You have a cpu capable of hitting 90w (ish). That means you'd want a cooler in the 140w -180w capable range. That range includes a good amount of decent 120mm -140mm aircoolers and the 120mm - 140mm aios.
Add to that you'll have higher ambient temps, which raises case temps, which lowers cooler efficiency, you'd want to skip over the 140w class coolers and be looking at the 160w - 180w coolers.
Cooling isn't linear on a graph, it's logarithmic. So as your cpu starts using wattage, your cooling line slowly starts to rise. Until you get to 60-70ish %, at which point the cooler is getting heat saturated and it's efficiency takes a nose dive. Instead of 1w = 1° raise, it turns into 1w = 2°, then 1w = 3° and your temp skyrockets with very minor wattage changes.
So the aim with using a cooler rated double the cpu wattage is to keep the cooler out of heat saturation, so no matter how many watts you throw at it, it doesn't see the sudden rise in temps, stays efficient, which keeps the cpu cooler.

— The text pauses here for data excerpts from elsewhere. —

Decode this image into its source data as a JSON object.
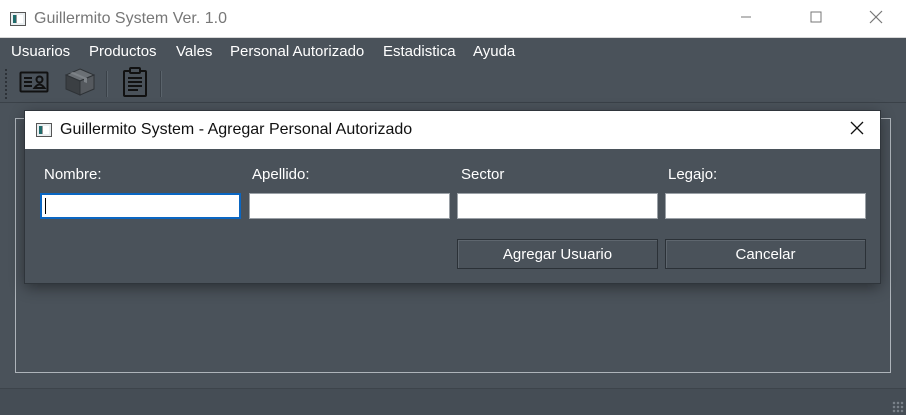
{
  "window": {
    "title": "Guillermito System Ver. 1.0"
  },
  "menu": {
    "items": [
      "Usuarios",
      "Productos",
      "Vales",
      "Personal Autorizado",
      "Estadistica",
      "Ayuda"
    ]
  },
  "toolbar": {
    "buttons": [
      {
        "icon": "id-card-icon",
        "enabled": true
      },
      {
        "icon": "package-box-icon",
        "enabled": false
      },
      {
        "icon": "clipboard-list-icon",
        "enabled": true
      }
    ]
  },
  "dialog": {
    "title": "Guillermito System - Agregar Personal Autorizado",
    "fields": [
      {
        "label": "Nombre:",
        "value": "",
        "focused": true
      },
      {
        "label": "Apellido:",
        "value": ""
      },
      {
        "label": "Sector",
        "value": ""
      },
      {
        "label": "Legajo:",
        "value": ""
      }
    ],
    "add_button": "Agregar Usuario",
    "cancel_button": "Cancelar"
  },
  "colors": {
    "background": "#4a525a",
    "titlebar": "#ffffff",
    "focus_border": "#0a66c2",
    "text_on_dark": "#ffffff"
  }
}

Capacity and efficiency are not the same thing. Noctua has spent years worth of testing and measuring to make the NH-D15, it's a 250w+ class cooler. It's also very efficient. It's the efficiency which lowers the temps, not the capacity, the 160w NH-U12S is actually more efficient than the much larger D15, and gets better temps, until the cpu is outputting @ 140w+ and then temps go up in a hurry. The D15 at 140w is barely over the 50% mark, so is still inside the 1w = 1° line, shows better temps.
So bigger does not necessarily mean better, a D15 on your cpu would get worse temps than the smaller and cheaper U12S, less efficient.
With a better, bigger, more efficient cooler you'll also not need earplugs, the volume on the fan will go way down.